As perplexing as Mayhew’s murder may be, it isn’t the first crime to befall his family. While he was still in office in 1972, his daughter, Amanda—newly married to Dallas Morning News heir Joe M. Dealey, Jr.—was kidnapped and held for $250,000 ransom before being safely returned two days later. Money, too, may have fueled the recent tragedy. Mayhew’s dispute with pastoral Sunnyvale—still relatively unchanged from the days when farmers and moonshiners had the run of the place—began in 1987, when he and his son, Chuck, decided to fight the town’s zoning ordinance, which made the profitable development of their 1,200 acres nearly impossible. In the legal tangles that followed, the Mayhews leveled charges of racism against the town, arguing that zoning restrictions were designed to keep out “undesirables.” (“It’s a Fort Apache of white flight,” observes a Dallas developer.) Sunnyvale, which said it simply wanted to preserve good country living near the Metroplex, faced possible bankruptcy if the courts sided with the Mayhews. “No one in Sunnyvale was too happy about this lawsuit,” explains another former mayor, Paul Cash.

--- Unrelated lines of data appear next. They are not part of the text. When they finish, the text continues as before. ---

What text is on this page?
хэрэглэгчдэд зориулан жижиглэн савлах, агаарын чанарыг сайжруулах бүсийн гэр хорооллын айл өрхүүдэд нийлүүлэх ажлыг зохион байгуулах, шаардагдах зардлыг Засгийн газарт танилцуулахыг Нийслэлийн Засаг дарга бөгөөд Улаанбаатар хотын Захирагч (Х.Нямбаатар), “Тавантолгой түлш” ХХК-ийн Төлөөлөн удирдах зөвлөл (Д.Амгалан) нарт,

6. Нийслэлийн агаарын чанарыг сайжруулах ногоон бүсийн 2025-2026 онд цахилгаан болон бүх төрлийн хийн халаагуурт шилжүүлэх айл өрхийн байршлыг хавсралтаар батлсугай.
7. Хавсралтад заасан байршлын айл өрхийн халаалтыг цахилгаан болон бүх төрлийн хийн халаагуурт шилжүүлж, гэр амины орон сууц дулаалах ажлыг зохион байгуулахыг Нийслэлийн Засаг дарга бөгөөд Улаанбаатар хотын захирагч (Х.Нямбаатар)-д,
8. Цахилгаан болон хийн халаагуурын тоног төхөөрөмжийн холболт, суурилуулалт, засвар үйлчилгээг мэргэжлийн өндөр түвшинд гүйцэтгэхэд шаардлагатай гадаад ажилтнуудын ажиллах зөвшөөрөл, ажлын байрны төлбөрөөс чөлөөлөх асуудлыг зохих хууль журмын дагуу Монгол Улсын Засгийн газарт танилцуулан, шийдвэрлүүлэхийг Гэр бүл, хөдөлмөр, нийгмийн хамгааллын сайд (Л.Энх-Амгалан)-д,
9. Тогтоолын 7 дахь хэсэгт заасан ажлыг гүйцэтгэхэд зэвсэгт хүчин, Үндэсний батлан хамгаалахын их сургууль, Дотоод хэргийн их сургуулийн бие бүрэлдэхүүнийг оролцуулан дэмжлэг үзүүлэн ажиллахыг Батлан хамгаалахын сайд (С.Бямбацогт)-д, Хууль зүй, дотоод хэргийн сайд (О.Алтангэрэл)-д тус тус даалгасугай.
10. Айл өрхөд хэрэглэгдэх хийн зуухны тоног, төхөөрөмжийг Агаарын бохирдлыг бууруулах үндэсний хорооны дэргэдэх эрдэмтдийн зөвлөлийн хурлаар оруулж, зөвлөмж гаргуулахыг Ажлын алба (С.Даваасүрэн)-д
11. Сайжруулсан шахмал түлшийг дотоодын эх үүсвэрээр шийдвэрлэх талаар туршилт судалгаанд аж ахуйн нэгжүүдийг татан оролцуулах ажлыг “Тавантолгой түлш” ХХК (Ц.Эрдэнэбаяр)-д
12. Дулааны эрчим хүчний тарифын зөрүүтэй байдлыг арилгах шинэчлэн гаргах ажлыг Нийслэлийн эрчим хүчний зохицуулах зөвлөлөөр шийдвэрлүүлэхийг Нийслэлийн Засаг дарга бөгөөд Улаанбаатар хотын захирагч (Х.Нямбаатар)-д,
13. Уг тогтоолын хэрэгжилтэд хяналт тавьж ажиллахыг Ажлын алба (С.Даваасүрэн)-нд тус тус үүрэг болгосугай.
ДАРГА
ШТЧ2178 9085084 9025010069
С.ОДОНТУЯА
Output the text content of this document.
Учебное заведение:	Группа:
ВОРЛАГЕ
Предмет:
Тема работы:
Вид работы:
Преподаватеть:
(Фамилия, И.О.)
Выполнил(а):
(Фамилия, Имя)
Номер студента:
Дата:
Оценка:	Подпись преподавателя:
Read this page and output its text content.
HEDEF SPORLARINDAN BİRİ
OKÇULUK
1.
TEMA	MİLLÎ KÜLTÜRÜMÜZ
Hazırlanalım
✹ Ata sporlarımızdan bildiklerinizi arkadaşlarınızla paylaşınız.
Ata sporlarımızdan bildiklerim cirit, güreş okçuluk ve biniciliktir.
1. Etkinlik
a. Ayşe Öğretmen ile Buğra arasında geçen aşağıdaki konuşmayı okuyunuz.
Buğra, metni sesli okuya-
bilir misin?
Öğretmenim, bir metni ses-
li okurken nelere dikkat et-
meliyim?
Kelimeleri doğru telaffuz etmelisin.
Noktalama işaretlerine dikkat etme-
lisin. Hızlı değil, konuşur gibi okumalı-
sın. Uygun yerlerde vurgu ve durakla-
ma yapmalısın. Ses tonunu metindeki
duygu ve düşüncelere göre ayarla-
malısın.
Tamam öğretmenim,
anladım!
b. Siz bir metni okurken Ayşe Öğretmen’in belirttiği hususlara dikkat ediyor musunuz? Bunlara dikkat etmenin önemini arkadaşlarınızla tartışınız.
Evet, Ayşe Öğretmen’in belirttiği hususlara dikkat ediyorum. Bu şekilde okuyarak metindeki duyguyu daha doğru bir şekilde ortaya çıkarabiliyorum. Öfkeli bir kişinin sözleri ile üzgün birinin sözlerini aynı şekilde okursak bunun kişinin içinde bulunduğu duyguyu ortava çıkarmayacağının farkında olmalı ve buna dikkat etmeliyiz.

Mayhew’s body was apparently discovered by 45-year-old Chuck, a hard-living hell-raiser who is a champion marksman. Chuck was questioned by investigators from the Dallas County Sheriff’s Department, though they refuse to call him a suspect. Then again, it is well-known around Sunnyvale that Chuck (who did not respond to requests for an interview for this story) was frustrated by his inability to make money off his father’s land. It certainly didn’t help matters that it was his father, while mayor, who amended the zoning ordinance that later caused the family’s problems.

So far, no arrests have been made in the case, and the possibilities seem endless. Says Don Peritz, Jr., an investigator with the sheriff’s department: “No one is being ruled out as a suspect.” But at least one issue has been resolved. Two weeks after Mayhew’s murder, the Texas Supreme Court handed down its ruling in the zoning lawsuit—and found in favor of Sunnyvale.